In order to handle the caterpillars of the gypsy moth, large jaws are needed. And boy o boy does this beetle have jaws!
Not only the adults of this beetle attack caterpillars and pupae of the gypsy moth, also their larvae munch away at them! Therefore, between 1905 and 1910, 35,830 beetles and 19,930 larvae of this beetle were released in New England to help control gypsy moth numbers (2). Currently, steady populations of this beetles exist in large parts of New England. The abundance and general distribution of these beetles in the areas heavily infested by the gypsy moth warrants the belief that it is one of the most important of the imported natural enemies of this pest. A study on their efficiency indicated that the larvae of this beetle kill up to 70% of the pupae of the gypsy moth (3).
Restore the balance
This beetle is good in what it does, eating caterpillars and pupae. But as with any “predator – prey” relation, a balance needs to be found. If there are many caterpillars, the number of beetles will increase. The increase of the number of beetles will decrease the number of caterpillars, taking away food for the beetles again. This causes the number of beetles to decrease. This in turn will give the caterpillars the opportunity to increase in number again.

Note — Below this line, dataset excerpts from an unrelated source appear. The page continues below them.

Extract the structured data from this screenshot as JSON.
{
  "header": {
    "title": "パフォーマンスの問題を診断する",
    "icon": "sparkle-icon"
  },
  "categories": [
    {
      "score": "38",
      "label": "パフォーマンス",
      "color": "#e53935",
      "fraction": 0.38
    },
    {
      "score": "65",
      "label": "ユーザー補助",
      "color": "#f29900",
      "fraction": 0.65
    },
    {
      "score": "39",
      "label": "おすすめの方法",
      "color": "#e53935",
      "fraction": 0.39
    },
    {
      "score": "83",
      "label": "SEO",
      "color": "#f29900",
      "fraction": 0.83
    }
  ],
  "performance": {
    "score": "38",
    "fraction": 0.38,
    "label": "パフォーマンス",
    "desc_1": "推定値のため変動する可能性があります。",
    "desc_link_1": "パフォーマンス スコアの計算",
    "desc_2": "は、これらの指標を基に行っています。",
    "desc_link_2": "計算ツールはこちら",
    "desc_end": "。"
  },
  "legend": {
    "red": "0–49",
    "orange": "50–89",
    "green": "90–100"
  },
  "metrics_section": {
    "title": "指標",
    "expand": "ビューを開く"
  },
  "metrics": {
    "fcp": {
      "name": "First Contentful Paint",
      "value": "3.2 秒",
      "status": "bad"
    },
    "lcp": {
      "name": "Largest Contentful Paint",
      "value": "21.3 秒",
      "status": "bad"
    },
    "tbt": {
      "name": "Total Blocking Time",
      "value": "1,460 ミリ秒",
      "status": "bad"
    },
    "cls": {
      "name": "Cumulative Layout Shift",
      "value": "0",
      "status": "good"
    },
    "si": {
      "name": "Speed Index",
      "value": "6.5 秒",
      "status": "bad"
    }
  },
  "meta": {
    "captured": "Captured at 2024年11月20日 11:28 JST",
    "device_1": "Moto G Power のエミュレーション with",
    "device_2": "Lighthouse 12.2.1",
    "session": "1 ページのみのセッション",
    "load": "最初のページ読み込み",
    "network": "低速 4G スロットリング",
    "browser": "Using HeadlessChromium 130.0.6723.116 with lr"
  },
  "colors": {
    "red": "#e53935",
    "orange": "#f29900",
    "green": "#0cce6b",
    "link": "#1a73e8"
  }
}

In this way, a balance between the gypsy moth numbers and the beetle numbers is kept. This also means that getting rid of the caterpillar completely in the USA will not be reached in this way. Although complete eradication is not reached, the beetle helps to significantly reduce the number of gypsy moths and thereby reduces damage. So, we are lucky that this monster of a beetle is happy to lend us a jaw!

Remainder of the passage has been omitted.